Africa hopes for chocolate rebound amidst massive cocoa harvests

West Africa’s cocoa giants are preparing for another big harvest, with a focus on whether the demand recovery after the COVID-19 pandemic can absorb the oversupply from last year.

The main-crop harvest started on Friday in Ivory Coast and will begin next week in Ghana. Notably, these are the world’s top two regions in terms of cocoa exports and account for around two-thirds of total global production.

As per estimates from the countries’ regulators, the combined output is likely to decrease in the new season, but it would continue to remain historically large. The global market is likely to witness a shortage or would be balanced by next year, with Asia remaining a major driver.

On Friday, Ivory Coast decreased the farmgate price of the main crop by 18% to USD 1.46 per kilogram as compared to the earlier year.

Ghana already has a large idle inventory of beans, due to slow demand from overseas, which is why it has been priced at a minimum rate of USD 1.71 per kilogram, as announced by Owusu Afriyie Akoto, Ghanaian Minister of Food and Agriculture.

The difference between the farmgate prices in these two countries might promote smuggling. Intermediaries might buy beans in Ivory Coast and then sell them at a greater price in Ghana.

Another big point of discussion is how the sector will cope with the USD 400 per ton premium, which was brought in the past year to support farmers.

The charge came into effect just when lockdowns affected consumption, pushing intermediaries to pay less than the minimum prices set by the government, and inciting allegations that some major chocolate companies tried to sidestep the premium.

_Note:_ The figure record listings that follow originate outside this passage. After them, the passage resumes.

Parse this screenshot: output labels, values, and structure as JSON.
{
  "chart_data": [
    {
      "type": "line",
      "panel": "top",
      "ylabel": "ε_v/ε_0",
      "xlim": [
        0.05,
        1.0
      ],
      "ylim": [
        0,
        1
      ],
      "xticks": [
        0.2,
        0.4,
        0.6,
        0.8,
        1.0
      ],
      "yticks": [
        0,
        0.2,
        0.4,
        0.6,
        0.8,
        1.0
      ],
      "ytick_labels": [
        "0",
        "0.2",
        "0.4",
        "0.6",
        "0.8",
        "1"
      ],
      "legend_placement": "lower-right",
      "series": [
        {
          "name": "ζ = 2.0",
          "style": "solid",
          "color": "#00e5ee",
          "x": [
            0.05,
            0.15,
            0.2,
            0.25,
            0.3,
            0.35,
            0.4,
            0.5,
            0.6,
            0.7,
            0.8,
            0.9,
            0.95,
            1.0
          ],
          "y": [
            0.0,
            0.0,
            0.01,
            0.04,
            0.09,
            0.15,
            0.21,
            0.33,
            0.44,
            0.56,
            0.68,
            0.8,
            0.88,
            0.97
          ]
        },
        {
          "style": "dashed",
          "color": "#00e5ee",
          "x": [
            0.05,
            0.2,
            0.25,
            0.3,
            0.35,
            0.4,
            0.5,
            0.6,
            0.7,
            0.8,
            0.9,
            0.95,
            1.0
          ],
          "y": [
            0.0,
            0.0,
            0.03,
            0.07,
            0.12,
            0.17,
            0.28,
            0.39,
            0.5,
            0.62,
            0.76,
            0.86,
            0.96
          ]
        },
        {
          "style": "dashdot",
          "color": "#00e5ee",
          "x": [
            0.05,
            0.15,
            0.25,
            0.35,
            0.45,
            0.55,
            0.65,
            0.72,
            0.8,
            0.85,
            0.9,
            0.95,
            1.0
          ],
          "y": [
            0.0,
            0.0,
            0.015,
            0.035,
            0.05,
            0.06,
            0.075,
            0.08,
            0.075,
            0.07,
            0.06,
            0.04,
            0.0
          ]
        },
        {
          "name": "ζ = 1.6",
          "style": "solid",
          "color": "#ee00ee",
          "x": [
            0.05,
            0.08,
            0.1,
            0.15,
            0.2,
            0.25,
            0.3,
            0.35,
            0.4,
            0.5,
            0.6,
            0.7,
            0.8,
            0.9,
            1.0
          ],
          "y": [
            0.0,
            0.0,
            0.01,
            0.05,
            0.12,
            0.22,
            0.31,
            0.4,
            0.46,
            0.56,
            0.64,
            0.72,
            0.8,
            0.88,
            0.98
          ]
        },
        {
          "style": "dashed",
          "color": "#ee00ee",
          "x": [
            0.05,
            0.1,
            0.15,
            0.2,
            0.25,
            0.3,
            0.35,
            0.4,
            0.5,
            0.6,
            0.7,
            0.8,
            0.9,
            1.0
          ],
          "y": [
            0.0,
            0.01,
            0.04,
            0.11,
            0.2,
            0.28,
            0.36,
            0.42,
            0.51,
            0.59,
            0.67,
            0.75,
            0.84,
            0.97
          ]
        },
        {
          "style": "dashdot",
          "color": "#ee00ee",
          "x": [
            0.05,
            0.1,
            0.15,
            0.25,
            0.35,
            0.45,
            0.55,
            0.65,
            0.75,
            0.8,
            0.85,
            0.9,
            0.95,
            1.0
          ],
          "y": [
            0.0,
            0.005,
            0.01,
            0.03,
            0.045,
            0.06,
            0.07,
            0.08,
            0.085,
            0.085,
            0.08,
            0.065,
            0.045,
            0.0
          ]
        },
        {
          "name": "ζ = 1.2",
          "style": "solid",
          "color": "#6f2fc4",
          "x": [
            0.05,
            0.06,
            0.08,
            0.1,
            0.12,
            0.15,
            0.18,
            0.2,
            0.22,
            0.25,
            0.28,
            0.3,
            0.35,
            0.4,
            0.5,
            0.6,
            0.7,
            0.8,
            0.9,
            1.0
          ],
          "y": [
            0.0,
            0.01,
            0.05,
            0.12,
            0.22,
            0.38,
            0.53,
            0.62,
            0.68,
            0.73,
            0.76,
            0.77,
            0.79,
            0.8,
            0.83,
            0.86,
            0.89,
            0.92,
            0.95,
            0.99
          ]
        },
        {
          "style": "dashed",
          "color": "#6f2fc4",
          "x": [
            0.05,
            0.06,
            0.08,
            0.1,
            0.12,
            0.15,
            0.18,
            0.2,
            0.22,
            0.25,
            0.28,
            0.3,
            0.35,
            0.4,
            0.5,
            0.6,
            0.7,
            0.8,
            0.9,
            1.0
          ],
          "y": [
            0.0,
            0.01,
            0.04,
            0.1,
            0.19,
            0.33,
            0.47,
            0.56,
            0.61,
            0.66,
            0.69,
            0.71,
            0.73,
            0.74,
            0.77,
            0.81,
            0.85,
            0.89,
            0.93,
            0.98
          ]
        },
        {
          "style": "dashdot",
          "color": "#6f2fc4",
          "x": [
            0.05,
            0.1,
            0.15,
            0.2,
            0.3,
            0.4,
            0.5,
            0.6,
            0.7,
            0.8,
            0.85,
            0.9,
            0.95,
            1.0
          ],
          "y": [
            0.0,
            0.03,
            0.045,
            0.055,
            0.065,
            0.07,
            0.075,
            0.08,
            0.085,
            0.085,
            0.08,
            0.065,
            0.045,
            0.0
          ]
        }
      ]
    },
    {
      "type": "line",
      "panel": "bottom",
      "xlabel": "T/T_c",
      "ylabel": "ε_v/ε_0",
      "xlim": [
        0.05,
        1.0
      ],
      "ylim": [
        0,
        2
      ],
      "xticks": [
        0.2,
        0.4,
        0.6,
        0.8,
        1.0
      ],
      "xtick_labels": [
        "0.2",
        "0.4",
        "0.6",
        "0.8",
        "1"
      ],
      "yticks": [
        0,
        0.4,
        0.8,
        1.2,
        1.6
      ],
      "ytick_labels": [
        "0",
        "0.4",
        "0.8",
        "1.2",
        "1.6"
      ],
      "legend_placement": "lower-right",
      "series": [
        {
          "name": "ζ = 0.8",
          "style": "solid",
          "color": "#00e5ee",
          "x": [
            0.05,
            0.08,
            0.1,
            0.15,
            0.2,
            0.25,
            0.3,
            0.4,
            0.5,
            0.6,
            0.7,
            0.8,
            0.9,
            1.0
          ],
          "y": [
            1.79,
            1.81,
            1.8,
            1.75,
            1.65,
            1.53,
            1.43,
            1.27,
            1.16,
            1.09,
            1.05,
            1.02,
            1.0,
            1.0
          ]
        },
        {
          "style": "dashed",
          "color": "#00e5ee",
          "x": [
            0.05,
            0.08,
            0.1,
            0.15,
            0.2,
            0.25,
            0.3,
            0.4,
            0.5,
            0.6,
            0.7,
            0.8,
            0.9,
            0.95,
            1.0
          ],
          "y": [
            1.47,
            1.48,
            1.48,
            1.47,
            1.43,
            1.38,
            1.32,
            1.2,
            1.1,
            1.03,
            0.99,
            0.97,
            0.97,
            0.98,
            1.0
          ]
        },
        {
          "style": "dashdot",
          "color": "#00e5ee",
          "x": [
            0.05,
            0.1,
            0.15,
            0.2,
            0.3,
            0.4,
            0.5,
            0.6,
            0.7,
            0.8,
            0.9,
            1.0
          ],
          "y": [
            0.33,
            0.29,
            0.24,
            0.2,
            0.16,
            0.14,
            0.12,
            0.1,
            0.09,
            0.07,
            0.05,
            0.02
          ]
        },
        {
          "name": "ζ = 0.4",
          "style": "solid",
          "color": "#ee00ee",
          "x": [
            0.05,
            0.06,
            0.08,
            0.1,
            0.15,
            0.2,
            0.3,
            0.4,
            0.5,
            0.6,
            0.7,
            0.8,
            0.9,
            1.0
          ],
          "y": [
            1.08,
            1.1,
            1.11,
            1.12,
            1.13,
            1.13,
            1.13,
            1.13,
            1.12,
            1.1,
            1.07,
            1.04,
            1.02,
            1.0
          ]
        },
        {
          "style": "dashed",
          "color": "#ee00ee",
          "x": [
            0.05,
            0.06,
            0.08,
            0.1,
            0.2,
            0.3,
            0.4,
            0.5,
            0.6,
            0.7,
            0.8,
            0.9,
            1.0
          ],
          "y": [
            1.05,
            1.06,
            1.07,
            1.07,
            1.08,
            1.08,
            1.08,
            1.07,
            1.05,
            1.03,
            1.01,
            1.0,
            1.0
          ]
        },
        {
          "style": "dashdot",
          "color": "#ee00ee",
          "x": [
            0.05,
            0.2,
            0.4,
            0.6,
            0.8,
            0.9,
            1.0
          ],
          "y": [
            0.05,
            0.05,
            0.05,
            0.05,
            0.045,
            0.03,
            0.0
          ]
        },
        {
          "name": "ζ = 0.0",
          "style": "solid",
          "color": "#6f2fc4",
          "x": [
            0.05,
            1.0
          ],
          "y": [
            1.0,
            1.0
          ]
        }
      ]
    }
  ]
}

It is worth noting that Ivorian and Ghanaian farmers are satisfied with the weather as they begin two major annual harvests.

The Ivorian regulator mentioned that output for 2021-2022 might decrease by 200,000-250,000 tons from a potential record of 2.2 million tons in the previous year, while Ghana is likely to produce 950,000 tons, significantly lesser than the estimated all-time high of 1.06 million tons.